Sie fasste Ancillas Hand. Sie nahmen den Weg über die Wiesen und spazierten zu einem Flecken mit wild wachsenden Blumen. Dort, inmitten bunter, duftender Blüten, warf sich das Mädchen ins Gras. „Ich möchte Bogenschießen lernen!", brach es aus ihr heraus.
Ancilla ließ sich vorsichtig nieder.
„Meine kleine Torina", sagte sie, „Krieger wird es immer geben. Sei froh, dass du nicht einer von ihnen sein musst."
Torina zog die Nase hoch. „Wie soll ich mein Königreich verteidigen, wenn ich nicht zu kämpfen weiß?" Ancilla seufzte. „Du weißt, dass ich sehr alt bin, mein Liebling?" „Ich weiß."

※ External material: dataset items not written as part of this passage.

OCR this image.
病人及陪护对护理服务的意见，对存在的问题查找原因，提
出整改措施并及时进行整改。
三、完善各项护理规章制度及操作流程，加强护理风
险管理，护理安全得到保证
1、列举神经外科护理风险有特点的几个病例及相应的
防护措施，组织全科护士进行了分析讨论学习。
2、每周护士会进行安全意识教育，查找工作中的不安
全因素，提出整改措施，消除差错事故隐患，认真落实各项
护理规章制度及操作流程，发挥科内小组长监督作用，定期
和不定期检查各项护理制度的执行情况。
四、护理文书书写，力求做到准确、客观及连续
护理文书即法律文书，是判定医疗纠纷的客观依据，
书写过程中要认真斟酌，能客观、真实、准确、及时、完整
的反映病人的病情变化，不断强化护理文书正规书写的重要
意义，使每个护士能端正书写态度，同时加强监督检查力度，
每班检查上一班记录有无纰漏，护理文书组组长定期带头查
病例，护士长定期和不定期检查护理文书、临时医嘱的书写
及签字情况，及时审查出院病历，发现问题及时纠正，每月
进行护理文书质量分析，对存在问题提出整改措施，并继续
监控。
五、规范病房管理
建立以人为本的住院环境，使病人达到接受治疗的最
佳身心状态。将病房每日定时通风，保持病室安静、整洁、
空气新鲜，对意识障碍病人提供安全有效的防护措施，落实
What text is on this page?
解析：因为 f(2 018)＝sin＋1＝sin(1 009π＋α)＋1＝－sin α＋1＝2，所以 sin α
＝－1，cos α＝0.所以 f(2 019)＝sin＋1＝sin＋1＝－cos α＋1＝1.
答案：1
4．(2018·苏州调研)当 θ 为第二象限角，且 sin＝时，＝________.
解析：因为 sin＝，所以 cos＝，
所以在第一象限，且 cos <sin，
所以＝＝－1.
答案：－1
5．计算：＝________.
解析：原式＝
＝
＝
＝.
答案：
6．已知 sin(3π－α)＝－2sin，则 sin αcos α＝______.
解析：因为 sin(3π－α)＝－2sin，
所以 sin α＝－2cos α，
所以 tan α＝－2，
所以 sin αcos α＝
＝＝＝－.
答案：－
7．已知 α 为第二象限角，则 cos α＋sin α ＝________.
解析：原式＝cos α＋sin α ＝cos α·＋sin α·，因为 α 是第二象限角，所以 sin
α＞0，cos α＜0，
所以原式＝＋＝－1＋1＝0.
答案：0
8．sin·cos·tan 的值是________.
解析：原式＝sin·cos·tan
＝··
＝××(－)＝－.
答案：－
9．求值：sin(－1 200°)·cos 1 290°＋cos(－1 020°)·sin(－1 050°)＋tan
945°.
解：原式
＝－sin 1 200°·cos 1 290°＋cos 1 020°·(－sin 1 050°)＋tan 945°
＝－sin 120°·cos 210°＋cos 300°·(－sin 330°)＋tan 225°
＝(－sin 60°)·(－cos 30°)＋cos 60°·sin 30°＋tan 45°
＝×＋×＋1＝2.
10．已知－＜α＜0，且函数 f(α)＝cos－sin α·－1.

„Und was habe ich in meinem langen Leben gelernt? Dass es immer genug Männer gibt, die töten. Überlass
das Töten ihnen. Und wenn du etwas Gutes findest, sorge dafür, dass es wächst."
Torina langte nach einer Blume und strich zart mit den Fingern darüber. Sie neigte ihr Gesicht dem schönen, zerbrechlichen Gebilde zu.
„Könnte ich die Blumen doch mit nach Hause nehmen und sie dort wachsen lassen. Aber sie brauchen mich nicht."
Die Großmutter lächelte. „Wenn in einigen Wochen die Samen herausfallen, sammeln wir ein paar davon ein. Dann wirst du einen Blumengarten haben." „Großmutter, wenn ich ein Junge wäre, würde ich kämpfen lernen, um mein Königreich zu schützen. Wahrscheinlich glauben sie, ein anderer wird es einmal regieren."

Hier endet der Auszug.